Und wahrlich wandelte er nicht lang entlang der Gärten jener recht stattlichen Institution, als er nicht umher kam einen seiner Schützlinge Trübsal blasend auf einer der hölzernen Bänke vorzufinden.
Wen, wenn nicht den Leidenden müsse man in die Kunst des Lebens einweihen?
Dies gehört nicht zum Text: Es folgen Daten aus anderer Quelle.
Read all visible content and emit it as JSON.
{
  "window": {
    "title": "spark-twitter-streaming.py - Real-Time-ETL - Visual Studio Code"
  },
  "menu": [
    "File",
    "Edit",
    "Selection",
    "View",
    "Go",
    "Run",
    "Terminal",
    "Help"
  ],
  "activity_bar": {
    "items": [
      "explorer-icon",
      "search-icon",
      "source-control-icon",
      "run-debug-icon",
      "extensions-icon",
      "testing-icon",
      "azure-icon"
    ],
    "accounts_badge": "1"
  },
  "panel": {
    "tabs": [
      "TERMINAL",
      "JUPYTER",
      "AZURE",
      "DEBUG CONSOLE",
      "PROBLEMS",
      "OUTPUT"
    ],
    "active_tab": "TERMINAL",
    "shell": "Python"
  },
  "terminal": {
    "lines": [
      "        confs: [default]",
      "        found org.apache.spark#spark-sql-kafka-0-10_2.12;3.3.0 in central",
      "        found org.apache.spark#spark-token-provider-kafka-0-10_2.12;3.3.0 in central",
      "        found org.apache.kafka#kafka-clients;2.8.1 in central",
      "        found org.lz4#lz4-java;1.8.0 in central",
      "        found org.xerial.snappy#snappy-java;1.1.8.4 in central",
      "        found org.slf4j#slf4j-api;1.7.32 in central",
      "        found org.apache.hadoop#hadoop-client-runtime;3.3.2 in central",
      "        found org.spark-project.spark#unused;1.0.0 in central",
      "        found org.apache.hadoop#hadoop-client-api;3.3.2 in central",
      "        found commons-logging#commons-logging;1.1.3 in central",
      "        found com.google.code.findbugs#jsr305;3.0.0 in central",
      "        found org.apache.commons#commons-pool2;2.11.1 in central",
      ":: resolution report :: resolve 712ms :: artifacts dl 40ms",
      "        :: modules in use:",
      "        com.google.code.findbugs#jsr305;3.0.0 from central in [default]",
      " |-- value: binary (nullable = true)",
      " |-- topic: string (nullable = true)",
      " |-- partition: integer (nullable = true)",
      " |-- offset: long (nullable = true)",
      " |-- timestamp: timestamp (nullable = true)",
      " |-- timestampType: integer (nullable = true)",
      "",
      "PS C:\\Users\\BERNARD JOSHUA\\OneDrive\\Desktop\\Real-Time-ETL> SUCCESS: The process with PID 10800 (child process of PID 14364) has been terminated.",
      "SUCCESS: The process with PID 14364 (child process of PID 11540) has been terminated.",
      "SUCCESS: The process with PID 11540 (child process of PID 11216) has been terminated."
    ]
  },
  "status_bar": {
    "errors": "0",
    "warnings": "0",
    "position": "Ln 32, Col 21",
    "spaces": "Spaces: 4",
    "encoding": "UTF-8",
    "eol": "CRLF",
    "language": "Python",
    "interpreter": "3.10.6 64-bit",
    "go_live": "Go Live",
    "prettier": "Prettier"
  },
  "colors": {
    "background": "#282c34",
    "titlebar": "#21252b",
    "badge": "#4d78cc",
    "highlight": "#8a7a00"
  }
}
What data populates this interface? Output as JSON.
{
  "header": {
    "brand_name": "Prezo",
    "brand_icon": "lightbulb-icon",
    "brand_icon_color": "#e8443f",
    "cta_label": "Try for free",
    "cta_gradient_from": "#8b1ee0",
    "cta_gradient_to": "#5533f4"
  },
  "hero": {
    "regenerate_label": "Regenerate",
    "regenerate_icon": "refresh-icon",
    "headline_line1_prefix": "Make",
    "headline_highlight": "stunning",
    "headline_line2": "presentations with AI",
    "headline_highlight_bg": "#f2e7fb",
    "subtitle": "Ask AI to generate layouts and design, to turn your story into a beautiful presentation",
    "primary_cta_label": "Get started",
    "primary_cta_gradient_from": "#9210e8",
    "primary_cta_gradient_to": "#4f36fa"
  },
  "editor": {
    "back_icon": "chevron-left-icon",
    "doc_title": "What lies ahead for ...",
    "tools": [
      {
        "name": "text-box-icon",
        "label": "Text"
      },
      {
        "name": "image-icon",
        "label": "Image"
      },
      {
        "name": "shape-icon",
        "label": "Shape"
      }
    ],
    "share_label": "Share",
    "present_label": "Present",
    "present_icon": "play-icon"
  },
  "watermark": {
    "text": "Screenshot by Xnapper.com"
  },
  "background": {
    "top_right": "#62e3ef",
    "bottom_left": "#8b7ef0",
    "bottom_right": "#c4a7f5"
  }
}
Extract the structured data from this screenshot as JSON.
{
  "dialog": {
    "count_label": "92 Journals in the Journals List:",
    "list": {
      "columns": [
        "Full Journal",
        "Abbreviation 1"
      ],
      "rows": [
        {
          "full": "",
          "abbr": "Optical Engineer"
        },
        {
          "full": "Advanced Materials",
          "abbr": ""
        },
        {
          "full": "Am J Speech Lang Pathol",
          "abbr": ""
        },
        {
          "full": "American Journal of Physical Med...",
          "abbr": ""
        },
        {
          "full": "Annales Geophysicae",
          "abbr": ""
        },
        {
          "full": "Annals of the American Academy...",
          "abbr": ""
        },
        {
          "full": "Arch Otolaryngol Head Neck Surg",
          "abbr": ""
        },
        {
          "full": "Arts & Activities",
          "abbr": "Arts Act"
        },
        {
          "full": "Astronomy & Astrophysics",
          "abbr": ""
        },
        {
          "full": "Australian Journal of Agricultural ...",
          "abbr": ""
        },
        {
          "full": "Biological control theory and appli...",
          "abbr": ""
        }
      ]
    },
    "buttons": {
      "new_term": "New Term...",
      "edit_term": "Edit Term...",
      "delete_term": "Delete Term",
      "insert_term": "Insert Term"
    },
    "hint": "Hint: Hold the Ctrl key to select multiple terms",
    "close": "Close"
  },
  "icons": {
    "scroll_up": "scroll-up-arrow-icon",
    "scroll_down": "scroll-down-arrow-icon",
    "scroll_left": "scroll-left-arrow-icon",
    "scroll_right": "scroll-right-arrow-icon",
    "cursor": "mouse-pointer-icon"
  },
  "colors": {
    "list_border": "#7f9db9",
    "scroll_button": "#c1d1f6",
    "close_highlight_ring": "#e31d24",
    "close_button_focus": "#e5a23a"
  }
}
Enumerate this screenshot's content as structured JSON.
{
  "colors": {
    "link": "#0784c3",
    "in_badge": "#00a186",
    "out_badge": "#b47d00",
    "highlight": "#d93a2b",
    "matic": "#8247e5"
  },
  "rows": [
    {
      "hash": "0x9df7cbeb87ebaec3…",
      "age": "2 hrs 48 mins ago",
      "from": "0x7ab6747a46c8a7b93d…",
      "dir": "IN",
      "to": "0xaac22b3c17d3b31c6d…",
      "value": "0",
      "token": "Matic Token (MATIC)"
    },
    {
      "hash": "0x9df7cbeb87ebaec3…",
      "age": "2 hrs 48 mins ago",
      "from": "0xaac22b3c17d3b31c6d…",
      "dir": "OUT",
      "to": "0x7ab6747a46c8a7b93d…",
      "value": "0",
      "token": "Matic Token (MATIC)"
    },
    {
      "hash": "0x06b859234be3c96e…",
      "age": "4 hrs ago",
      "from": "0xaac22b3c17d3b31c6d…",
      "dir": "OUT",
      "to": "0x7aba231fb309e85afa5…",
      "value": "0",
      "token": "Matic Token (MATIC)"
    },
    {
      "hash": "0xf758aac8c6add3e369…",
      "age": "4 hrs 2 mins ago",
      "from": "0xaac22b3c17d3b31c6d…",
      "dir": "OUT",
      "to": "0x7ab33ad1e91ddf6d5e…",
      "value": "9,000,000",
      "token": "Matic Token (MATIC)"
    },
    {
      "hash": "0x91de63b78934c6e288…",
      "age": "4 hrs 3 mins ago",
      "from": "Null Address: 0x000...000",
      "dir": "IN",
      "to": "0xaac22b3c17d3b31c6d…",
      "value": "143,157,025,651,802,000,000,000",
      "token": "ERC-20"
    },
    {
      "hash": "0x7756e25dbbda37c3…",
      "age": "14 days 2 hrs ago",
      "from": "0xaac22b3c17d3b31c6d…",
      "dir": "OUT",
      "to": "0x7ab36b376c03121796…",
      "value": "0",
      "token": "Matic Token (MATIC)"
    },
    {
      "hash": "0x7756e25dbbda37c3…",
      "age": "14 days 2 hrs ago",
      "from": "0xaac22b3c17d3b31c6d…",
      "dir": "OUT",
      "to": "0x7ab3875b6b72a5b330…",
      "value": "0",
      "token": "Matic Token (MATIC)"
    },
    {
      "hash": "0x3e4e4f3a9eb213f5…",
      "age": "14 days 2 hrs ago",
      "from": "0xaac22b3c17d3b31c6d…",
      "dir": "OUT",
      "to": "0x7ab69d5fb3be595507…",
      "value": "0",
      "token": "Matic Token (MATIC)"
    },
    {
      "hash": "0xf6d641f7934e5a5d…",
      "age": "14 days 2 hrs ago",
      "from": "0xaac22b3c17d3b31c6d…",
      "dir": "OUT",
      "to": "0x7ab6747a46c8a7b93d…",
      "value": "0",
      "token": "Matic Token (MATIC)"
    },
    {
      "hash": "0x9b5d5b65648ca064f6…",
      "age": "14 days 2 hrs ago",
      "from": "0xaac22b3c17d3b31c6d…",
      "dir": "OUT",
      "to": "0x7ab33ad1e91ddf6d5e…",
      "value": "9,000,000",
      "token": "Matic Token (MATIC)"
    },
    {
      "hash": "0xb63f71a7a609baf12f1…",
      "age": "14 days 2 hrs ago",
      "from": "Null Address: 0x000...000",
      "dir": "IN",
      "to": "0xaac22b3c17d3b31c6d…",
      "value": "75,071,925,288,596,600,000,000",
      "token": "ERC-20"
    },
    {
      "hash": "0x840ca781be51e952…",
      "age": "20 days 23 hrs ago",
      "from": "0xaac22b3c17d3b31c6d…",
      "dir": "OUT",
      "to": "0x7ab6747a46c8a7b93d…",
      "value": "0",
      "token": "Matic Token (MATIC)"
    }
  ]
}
Er ging nun zu und wurde sofort vom Novizen bemerkt. Und ja, dem Novizen war geläufig welch' Praxis sein Lehrmeister betrieb und war gar froh eine Ablenkung in Aussicht zu haben. Als der Novize nun aber den Mund öffnete, um vorab dem Meister seinen Kummer, den er im Herzen fühlte darzulegen, legte eben jener den Zeigefinger an die Lippen, schüttelte den Kopf und gab zu verstehen:
Nicht der Novize hätte die Weisheit mitteilen können, sondern er habe sie zu empfangen.
" Du sieht vor dir jenen Garten, der gefüllt ist mit allerlei verschiedenen Pflanzen, die dünn, die dick, die duftend, die blühend alle nebeneinander stehen. Du siehst dort das Gänseblümchen, das dort stehend in großer Zahl die Wiese zu dominieren scheint. Unweit dieses weißen Meeres, siehst du die Eiche, die dort stehend tausend Jahre den Garten geschmücket und den Lernenden Schatten gespendet. Im Mauerwerk dahinter siehst du das Unkraut, das dort stehend in des Mauerwerksloch seine Wurzeln schlug. Sage mir wer bist du, wenn du all dies hörest?"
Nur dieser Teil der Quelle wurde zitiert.